In 2021, the plaintiff commenced this action for a divorce and ancillary relief. Shortly thereafter, the plaintiff moved, among other things, to set aside and vacate the child support provisions of the separation agreement requiring the defendant to pay $600 per month in child support upon the emancipation of the parties' first child and to direct the defendant to pay the presumptively correct amount of child support for one child in accordance with the CSSA. The plaintiff argued that the parties' separation agreement failed to comply with the recital requirements of the CSSA (see Domestic Relations Law § 240[1-b][h]). The Supreme Court denied the plaintiff's motion. The plaintiff appeals.
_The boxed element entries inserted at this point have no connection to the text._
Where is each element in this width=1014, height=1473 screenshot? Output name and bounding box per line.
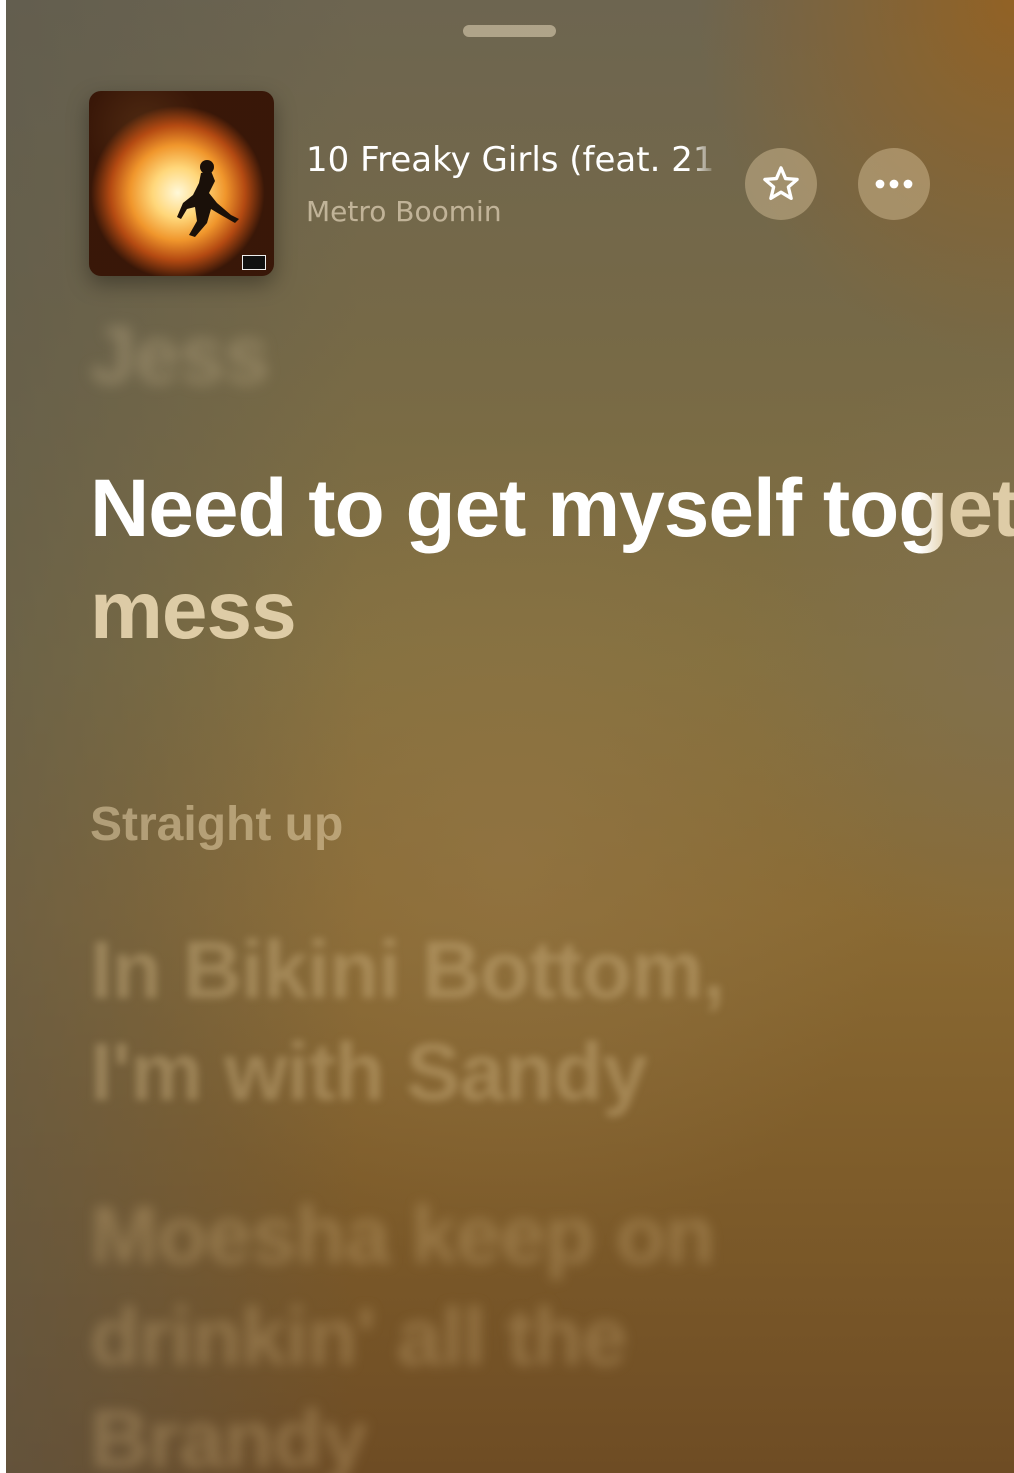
sheet-grabber-handle[interactable] [463, 25, 556, 37]
lyric-line-previous[interactable]: Jess [90, 305, 269, 407]
lyric-line-next-2[interactable]: Moesha keep on drinkin' all the Brandy [90, 1185, 715, 1473]
star-icon [763, 166, 799, 201]
lyric-current-row-1: Need to get myself together, I'm a [90, 458, 1014, 560]
lyric-upcoming-text: ether, I'm a [947, 463, 1014, 554]
artwork-figure [177, 160, 239, 237]
favorite-button[interactable] [745, 148, 817, 220]
more-options-button[interactable] [858, 148, 930, 220]
lyric-line-current[interactable]: Need to get myself together, I'm a mess [90, 458, 1014, 662]
lyric-text: Straight up [90, 798, 344, 851]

"Parties to a separation agreement are free to 'opt out' of the provisions of the CSSA so long as their decision is made knowingly" (Rockitter v Rockitter, 113 AD3d 745, 746). "To [*2]ensure that waivers of the statutory provisions of the CSSA are truly knowingly made, Domestic Relations Law § 240(1-b)(h) requires that, in order to be valid, a stipulation must recite that the parties have been made aware of the CSSA, and that the basic child support obligation provided for therein would presumptively result in the correct amount. Where the stipulation deviates from the basic child support obligation, it must specify what the presumptive amount would have been and the reason for the deviation" (Bitic v Bitic, 148 AD3d 664, 665; see Hayter v Hayter, 184 AD3d 553).
Here, contrary to the determination of the Supreme Court, the provisions in the parties' separation agreement relating to the child support obligations with respect to one child did not contain the specific recitals mandated by the CSSA, and the record does not demonstrate that the plaintiff's agreement to said provisions was made knowingly. Accordingly, the provisions are not enforceable (see Haik v Haik, 197 AD3d 465; Warnecke v Warnecke, 12 AD3d 502), and we remit the matter to the Supreme Court, Suffolk County, for further proceedings concerning the defendant's child support obligation upon emancipation of the parties' first child in accordance with the CSSA.
The plaintiff's remaining contentions are without merit.
BRATHWAITE NELSON, J.P., MILLER, FORD and DOWLING, JJ., concur.